French judge Marc Trevidic headed this latest French inquiry, launched - with the full co-operation of the Rwandan authorities - towards the end of 2010 because the French crew of the plane also died.
The team has interviewed six of those accused in the 2006 report and conducted a forensic investigation. Two missiles specialists, two air accident experts, a pilot, two surveyors and a sound expert have reconstructed the sequence of the attack.
'Unhappy'
Following this report, Judge Trevidic can either drop the affair or continue his investigations, which could result in a court case.
"Today's findings constitute vindication for Rwanda's long-held position on the circumstances surrounding events of April 1994," Rwanda's Foreign Minister Louise Mushikiwabo said in a statement.
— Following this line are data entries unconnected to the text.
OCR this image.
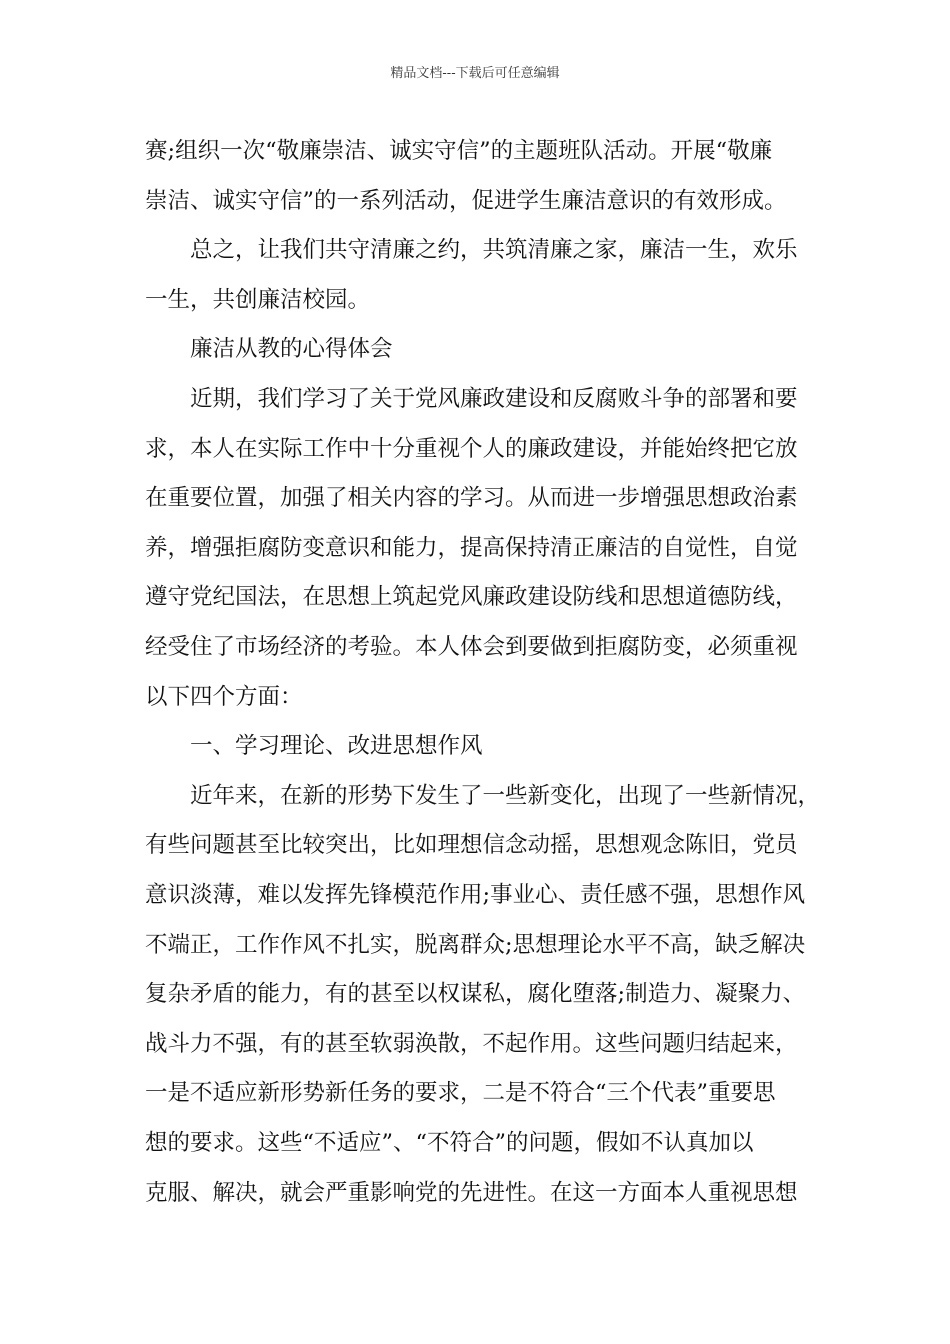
精品文档---下载后可任意编辑
赛;组织一次“敬廉崇洁、诚实守信”的主题班队活动。开展“敬廉
崇洁、诚实守信”的一系列活动，促进学生廉洁意识的有效形成。
总之，让我们共守清廉之约，共筑清廉之家，廉洁一生，欢乐
一生，共创廉洁校园。
廉洁从教的心得体会
近期，我们学习了关于党风廉政建设和反腐败斗争的部署和要
求，本人在实际工作中十分重视个人的廉政建设，并能始终把它放
在重要位置，加强了相关内容的学习。从而进一步增强思想政治素
养，增强拒腐防变意识和能力，提高保持清正廉洁的自觉性，自觉
遵守党纪国法，在思想上筑起党风廉政建设防线和思想道德防线，
经受住了市场经济的考验。本人体会到要做到拒腐防变，必须重视
以下四个方面：
一、学习理论、改进思想作风
近年来，在新的形势下发生了一些新变化，出现了一些新情况，
有些问题甚至比较突出，比如理想信念动摇，思想观念陈旧，党员
意识淡薄，难以发挥先锋模范作用;事业心、责任感不强，思想作风
不端正，工作作风不扎实，脱离群众;思想理论水平不高，缺乏解决
复杂矛盾的能力，有的甚至以权谋私，腐化堕落;制造力、凝聚力、
战斗力不强，有的甚至软弱涣散，不起作用。这些问题归结起来，
一是不适应新形势新任务的要求，二是不符合“三个代表”重要思
想的要求。这些“不适应”、“不符合”的问题，假如不认真加以
克服、解决，就会严重影响党的先进性。在这一方面本人重视思想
The lawyer for the Habyarimana family said they are unhappy about the report's conclusions - questioning the credibility of the experts - and they still want someone to be found guilty.
"It does not matter where the shooting took place," Habyarimana's son Jean-Luc told the BBC's Great Lakes service.
"What matters is who fired the missile," he said.
Habyarimana's widow, Agathe, told the BBC that she wanted the French inquiry to find out who had bought the allegedly Russian missile that hit the plane - because that would help to identify those behind the attack.
Rwanda has historically been beset by ethnic tension. It worsened under Belgian colonial rule when the Tutsi minority enjoyed better jobs and better education than the Hutu majority.
At independence, following inter-ethnic violence, many thousands of Tutsis went into exile in Uganda from where they eventually launched a civil war in 1990.
A 1993 peace agreement was supposed to usher in a power-sharing government - but it did little to stop the unrest.